Unfortunately, it appears as if there is very little respite in sight, at least not yet. Bank of England rates are currently sitting at 0.25%. This means UK savers are getting virtually no return on their investments, and with inflation rising, the majority of UK savings accounts are now paying out below the current rate of inflation.
Inflation has been very low since 2011, but there are ominous signs that it’s creeping up once again. December marked a sharp rise for inflation, with a jump from 1.2% in November to 1.6%. A fall in the value of the pound, together with continued uncertainty over Brexit, has combined to drive up prices. Experts widely believe that inflation could rise as high as 2.8% within two years, which will have a big effect on UK savers.

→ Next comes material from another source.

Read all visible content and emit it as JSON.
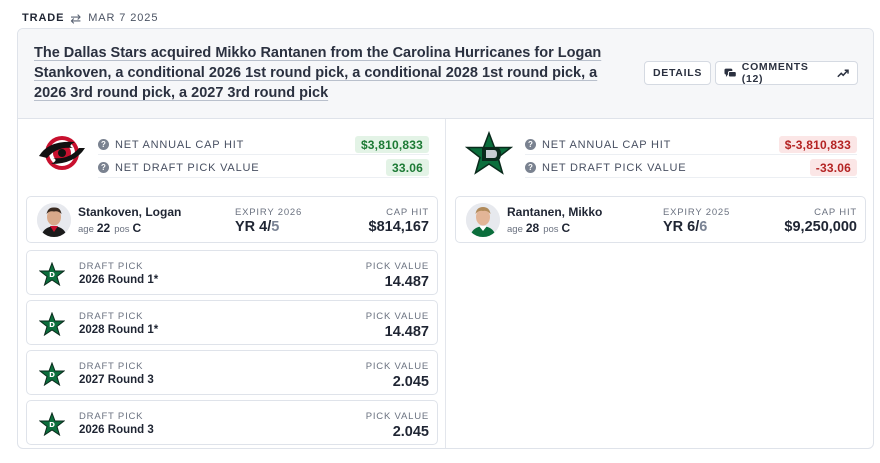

There is a possibility that the Bank of England will raise interest rates if inflation continues to rise, but some experts fear this will not be the case. At best, the Bank of England could raise the current rate from 0.25% to 0.5% in response to the inflationary pressure, but this would not help UK savers.
Some Grounds for Optimism
There is some respite ahead for UK savers. If inflation spikes further than current Bank of England predictions, or if the economy performs badly in the wake of a Brexit split, there is a strong possibility that the Governor will increase interest rates to put the brakes on inflation. However, many experts fear that interest rates will remain low until at least 2020.
In the long-term, low interest rates and high inflation will cause misery for millions of savers, as the value of their nest eggs will gradually erode. This is particularly the case for savers who keep savings in easy-access savings accounts or cash ISAs. There has been very little competition from challenger banks in this area of the market, so there are few good deals to be had, if any.
Look for Better Savings Deals
What could happen is that many poorly performing savings products will be withdrawn from the market. If you find that your lender is withdrawing your product, use the opportunity to look for a better deal. Fixed rate savings products tend to offer better rates of interest when compared to easy-access accounts. Look for products offered by challenger banks rather than big-name brands, and you will find a better rate of interest. There are likely to be new products entering the savings market in mid-2017, so make a point of shopping around for the best rates.
If interest rates do remain low whilst inflation continues to rise, it’s going to be a very tough year ahead for UK savers, as savings will struggle to keep up with inflation. If you have any debt, use what savings you do have to reduce your debt burden.